这下连一些士卒都急眼了:“使不得啊!上头好不容易给了些物资,都是金贵物事,用来洗伤口又疼,太浪费了!”
“不洗,他们就会烂死!”
顾怀的决定没有任何商量的余地:“疼总比死好!照做!”
“最后!”
顾怀站起身,看着营地外围那些堆积如山的断肢和沾满脓血的排泄物。
“立刻组织五十个人,去下风口挖一个深坑!”
“把这些污物全都扔进去!”
“焚烧!”
“从今往后,伤兵营里,谁敢随地便溺,谁敢乱扔带血的绷带,严惩!”
。
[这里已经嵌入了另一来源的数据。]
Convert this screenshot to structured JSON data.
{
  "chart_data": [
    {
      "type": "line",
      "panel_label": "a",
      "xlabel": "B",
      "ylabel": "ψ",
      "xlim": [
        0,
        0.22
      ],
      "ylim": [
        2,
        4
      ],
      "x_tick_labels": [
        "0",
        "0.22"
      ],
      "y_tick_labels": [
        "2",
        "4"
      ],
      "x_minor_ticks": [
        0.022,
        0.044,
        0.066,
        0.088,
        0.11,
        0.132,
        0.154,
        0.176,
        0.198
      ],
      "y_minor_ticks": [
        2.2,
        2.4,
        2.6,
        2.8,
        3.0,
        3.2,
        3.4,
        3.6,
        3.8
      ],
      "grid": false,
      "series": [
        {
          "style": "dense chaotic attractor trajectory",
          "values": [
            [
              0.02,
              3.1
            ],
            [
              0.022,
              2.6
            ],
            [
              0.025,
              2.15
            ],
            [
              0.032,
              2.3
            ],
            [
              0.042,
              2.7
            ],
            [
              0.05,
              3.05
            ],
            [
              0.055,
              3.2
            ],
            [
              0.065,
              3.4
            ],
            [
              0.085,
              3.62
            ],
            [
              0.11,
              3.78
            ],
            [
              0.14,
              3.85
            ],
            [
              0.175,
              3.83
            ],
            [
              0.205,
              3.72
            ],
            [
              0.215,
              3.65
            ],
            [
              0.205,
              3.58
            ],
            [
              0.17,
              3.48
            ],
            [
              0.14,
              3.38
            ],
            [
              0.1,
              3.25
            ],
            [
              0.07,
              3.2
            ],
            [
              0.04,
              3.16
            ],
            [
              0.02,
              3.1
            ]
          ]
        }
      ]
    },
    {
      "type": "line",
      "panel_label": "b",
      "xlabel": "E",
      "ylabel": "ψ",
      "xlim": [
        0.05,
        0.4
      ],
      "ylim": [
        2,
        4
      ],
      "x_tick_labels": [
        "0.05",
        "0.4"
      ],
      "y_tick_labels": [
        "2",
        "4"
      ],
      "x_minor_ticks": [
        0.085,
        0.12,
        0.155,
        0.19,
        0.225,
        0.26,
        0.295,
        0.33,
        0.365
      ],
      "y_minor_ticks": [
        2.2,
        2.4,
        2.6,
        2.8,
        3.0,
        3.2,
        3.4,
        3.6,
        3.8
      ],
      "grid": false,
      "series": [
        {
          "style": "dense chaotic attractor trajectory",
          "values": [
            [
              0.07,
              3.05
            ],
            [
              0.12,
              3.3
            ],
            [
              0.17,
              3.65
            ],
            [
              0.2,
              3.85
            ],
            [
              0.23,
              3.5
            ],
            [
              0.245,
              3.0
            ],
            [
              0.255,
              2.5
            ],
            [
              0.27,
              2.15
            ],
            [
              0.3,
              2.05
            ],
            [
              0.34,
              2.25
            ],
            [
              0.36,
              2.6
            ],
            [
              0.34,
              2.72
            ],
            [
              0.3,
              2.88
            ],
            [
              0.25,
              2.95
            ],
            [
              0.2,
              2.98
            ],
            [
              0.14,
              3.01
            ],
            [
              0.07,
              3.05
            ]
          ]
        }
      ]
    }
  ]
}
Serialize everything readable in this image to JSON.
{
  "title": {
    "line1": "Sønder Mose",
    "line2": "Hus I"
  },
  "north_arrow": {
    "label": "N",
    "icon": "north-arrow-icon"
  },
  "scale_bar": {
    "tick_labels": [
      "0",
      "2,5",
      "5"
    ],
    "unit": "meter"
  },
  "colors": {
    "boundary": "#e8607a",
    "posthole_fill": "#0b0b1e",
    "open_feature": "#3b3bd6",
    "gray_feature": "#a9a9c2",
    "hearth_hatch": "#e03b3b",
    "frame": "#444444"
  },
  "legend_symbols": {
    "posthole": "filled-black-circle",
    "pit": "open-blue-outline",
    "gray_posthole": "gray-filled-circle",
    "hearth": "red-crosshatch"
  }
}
。。。。。
整个大刀营,在顾怀这种高压、冷酷,却又极其明确的指令下,开始疯狂地忙碌起来。
一开始,自然是充满了抗拒和混乱。
伤兵们不理解为什么不用脏布给他们包扎,不理解为什么要用火辣辣的酒和盐水洗伤口,疼得他们鬼哭狼嚎。
士卒们也不理解为什么要干这么多脱裤子放屁的活儿。
但是。
这些命令都被秦昭用过往的威望和军令强行推行了下去。
然后,顾怀建立了“名册”。
每一个伤兵,只要进了甲区和丙区,就会被写在一个木牌上,挂在脖子上。
上面记录了受伤的位置、用过的药、以及负责照顾他的大刀营士卒的名字。
他建立了“轮值制度”。
大刀营的五百人被分成了三班倒。
四个时辰一换。
保证每个人都有足够的休息时间,不至于被这巨大的压力和恶臭逼疯,同时也保证了伤兵营十二个时辰都有人巡视和喂水。
随着时间的推移。
奇迹,真的发生了。
到了第三天傍晚。
当那股焚烧断肢和污物产生的浓烈黑烟,被风吹向远方。
当大锅里的开水被咕噜噜煮沸。
当那些伤兵惊奇地发现,被烈酒洗过、用煮过的绷带包扎的伤口,虽然一开始疼得要命,但过了两天之后,竟然奇迹般地不再发臭流脓,甚至开始结痂了。
这片原本充斥着死亡和恶臭的地狱。
竟然硬生生地,被梳理出了一丝生机。